France has Lourdes. Portugal has Fátima. Mexico has Guadalupe. In the far southern suburbs of Tegucigalpa is Honduras's very own site, Suyapa, where the faithful believe that the Virgin Mary has worked miracles. Tradition holds that a farmer stopped for the night here in 1747. A sharp object poked him in the back as he slept on the ground. He cast it away several times, assuming it to be a stone, only to have it return to the same position. On closer inspection, he noticed it was a 6-cm (2½-inch) figure of the Virgin Mary with indigenous features. The farmer and his family built a shrine to the Virgin in their home. Upon hearing of the ill health of a military officer, they prayed for his recovery. The officer recovered, and was so grateful that he ordered a church constructed to house the figure. In the two-and-a-half centuries since, thousands of Hondurans have made similar appeals and attribute betterment of their health and welfare to the Virgin of Suyapa, now the country's patron saint.
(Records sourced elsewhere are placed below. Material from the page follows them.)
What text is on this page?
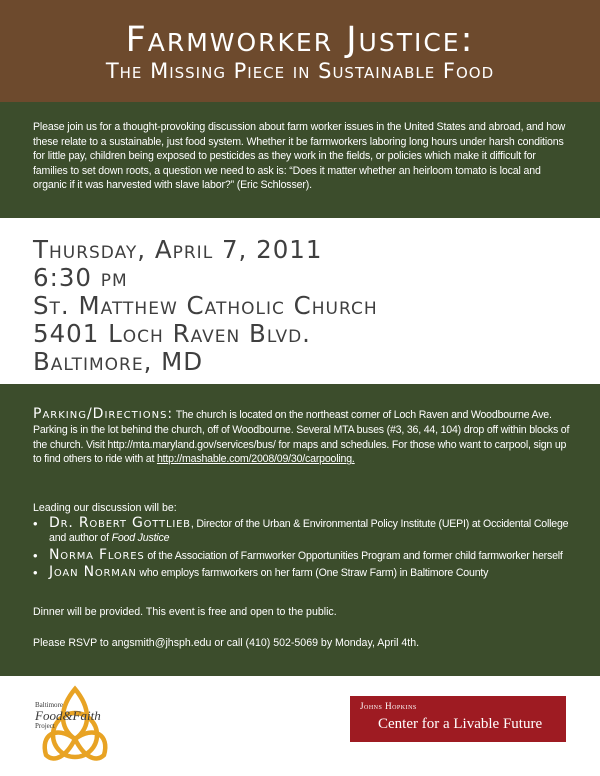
Farmworker Justice:
The Missing Piece in Sustainable Food

Please join us for a thought-provoking discussion about farm worker issues in the United States and abroad, and how these relate to a sustainable, just food system. Whether it be farmworkers laboring long hours under harsh conditions for little pay, children being exposed to pesticides as they work in the fields, or policies which make it difficult for families to set down roots, a question we need to ask is: “Does it matter whether an heirloom tomato is local and organic if it was harvested with slave labor?” (Eric Schlosser).

Thursday, April 7, 2011
6:30 pm
St. Matthew Catholic Church
5401 Loch Raven Blvd.
Baltimore, MD

Parking/Directions: The church is located on the northeast corner of Loch Raven and Woodbourne Ave. Parking is in the lot behind the church, off of Woodbourne. Several MTA buses (#3, 36, 44, 104) drop off within blocks of the church. Visit http://mta.maryland.gov/services/bus/ for maps and schedules. For those who want to carpool, sign up to find others to ride with at http://mashable.com/2008/09/30/carpooling.

Leading our discussion will be:

• Dr. Robert Gottlieb, Director of the Urban & Environmental Policy Institute (UEPI) at Occidental College and author of Food Justice
• Norma Flores of the Association of Farmworker Opportunities Program and former child farmworker herself
• Joan Norman who employs farmworkers on her farm (One Straw Farm) in Baltimore County

Dinner will be provided. This event is free and open to the public.

Please RSVP to angsmith@jhsph.edu or call (410) 502-5069 by Monday, April 4th.

Baltimore
Food&Faith
Project
Johns Hopkins
Center for a Livable Future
This is quite a miraculous Virgin, certainly in terms of appearing to get around on her own accord. In 1986 she went missing, reappearing some time later in the men's room of La Terraza de Don Pepe restaurant in downtown Tegucigalpa. Whether she got to the restaurant on her own or was stolen and abandoned there is debated, but the eatery has a shrine in her honor to this day.